Nightmare Mode offers an interview with DoubleBear’s Brian Mitsoda on the upcoming indie RPG Dead State, with both general questions and pretty interesting specific questions.

Many games that involve the horror genre use sound and visuals to channel the emotions they wish to instill in the player. What considerations did you make on the audio and the visuals to create that special zombie survival atmosphere?

Well, our sound and music aren’t quite finished yet, but the goals have been there for a long time. We have a noise mechanic, so actions in the world need to make appropriate levels of noise and zombies and other NPCs will have basic sounds such as screams, groans, etc. We will have atmospheric music used to elevate the tension in important dialogues or beats for combat or zombie appearances. Sound is a big part of horror, so when a zombie appears, we’re going to make sure you get startled with well-timed audio. Unfortunately, due to the amount of dialogue in the game and the game’s budget, there’s no way we could afford full VO but we will have original music and lots of vicious sounds to make combat that much more brutal. Just watching a zombie eat someone in the game is pretty graphic right now, but we’ll keep tweaking the tearing noises until you’re truly repulsed.
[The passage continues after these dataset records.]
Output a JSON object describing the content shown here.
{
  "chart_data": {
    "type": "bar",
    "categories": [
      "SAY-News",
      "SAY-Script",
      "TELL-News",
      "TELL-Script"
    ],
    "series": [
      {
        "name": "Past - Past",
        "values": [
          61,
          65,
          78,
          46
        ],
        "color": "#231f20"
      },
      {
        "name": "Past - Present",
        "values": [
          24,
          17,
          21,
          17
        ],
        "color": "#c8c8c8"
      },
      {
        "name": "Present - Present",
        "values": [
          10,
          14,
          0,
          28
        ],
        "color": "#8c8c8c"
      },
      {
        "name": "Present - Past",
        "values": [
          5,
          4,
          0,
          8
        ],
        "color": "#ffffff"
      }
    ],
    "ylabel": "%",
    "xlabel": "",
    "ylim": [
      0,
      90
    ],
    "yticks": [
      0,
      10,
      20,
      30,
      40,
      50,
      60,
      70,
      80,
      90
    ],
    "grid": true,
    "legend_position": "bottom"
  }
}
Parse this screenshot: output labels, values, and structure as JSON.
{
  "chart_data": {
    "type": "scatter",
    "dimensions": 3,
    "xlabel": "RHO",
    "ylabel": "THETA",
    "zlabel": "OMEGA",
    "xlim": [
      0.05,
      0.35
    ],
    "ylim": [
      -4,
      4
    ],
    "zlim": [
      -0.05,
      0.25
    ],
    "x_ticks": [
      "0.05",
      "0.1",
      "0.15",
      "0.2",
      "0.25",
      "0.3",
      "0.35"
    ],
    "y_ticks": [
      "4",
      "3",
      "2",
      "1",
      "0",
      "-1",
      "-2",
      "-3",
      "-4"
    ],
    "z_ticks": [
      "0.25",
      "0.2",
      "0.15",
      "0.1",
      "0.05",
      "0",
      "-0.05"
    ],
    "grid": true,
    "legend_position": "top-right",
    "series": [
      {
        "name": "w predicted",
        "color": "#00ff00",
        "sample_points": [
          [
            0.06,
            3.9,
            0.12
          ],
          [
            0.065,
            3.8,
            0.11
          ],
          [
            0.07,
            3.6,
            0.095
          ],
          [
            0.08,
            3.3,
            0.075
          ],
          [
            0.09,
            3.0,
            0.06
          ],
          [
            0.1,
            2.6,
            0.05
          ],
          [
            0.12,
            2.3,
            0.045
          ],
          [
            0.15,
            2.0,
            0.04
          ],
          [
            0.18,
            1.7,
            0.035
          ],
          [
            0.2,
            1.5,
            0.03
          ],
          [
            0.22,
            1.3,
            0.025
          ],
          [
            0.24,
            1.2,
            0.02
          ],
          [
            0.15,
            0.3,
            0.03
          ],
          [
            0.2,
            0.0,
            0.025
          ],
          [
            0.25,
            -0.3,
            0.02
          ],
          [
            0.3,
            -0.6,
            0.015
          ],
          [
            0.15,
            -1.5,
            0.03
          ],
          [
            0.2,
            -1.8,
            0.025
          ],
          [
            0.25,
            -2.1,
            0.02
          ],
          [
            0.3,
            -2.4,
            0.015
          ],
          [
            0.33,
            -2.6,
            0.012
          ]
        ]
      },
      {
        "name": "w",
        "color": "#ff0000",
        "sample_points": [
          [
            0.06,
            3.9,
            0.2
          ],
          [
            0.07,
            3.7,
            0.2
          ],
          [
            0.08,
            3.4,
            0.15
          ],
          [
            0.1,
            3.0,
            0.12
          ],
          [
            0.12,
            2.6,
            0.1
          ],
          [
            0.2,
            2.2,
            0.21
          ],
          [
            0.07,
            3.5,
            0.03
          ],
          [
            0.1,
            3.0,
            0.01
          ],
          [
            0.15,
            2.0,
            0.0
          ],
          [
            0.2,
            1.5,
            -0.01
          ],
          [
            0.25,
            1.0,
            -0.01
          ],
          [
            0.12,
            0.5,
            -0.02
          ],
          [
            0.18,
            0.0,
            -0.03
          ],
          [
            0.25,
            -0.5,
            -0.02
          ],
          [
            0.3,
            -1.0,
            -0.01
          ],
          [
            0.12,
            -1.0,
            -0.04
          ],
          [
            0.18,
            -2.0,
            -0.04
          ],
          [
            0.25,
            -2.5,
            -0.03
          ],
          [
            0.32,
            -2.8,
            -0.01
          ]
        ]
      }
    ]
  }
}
You’ve previously stated that Dead State was inspired by your own experiences during Hurricane Andrew, but had you been considering a similar concept for a game before that experience? Or did it not occur to you until after that experience? And just how did zombies become involved in that?

Hurricane Andrew hit in 1992, so for me at that time, the idea of making videogames for a living was a foreign concept. Still, it’s one of those events you carry with you for the rest of your life and that experience bleeds into the design of a game based on crisis and societal breakdown. The zombies in Dead State are a force of nature they happened, modern convenience and social support is gone, and the world has coped with the disaster poorly. After the hurricane, Miami was unrecognizable and was in bad shape for weeks and even months after it hit. Roads were blocked, power was out everywhere, food was not being restocked immediately, whole neighborhoods were displaced, and there was widespread looting.

The difference between the world of Dead State and a natural disaster is that the National Guard isn’t coming to help secure the city, no one’s clearing roads and fixing downed power lines, and the zombies aren’t going away. They’re everywhere it’s a hurricane that sweeps over the entire planet and everyone is too busy trying to deal with it in their backyard to worry about it anywhere else. When you have no idea when or if help is coming what do you do to survive?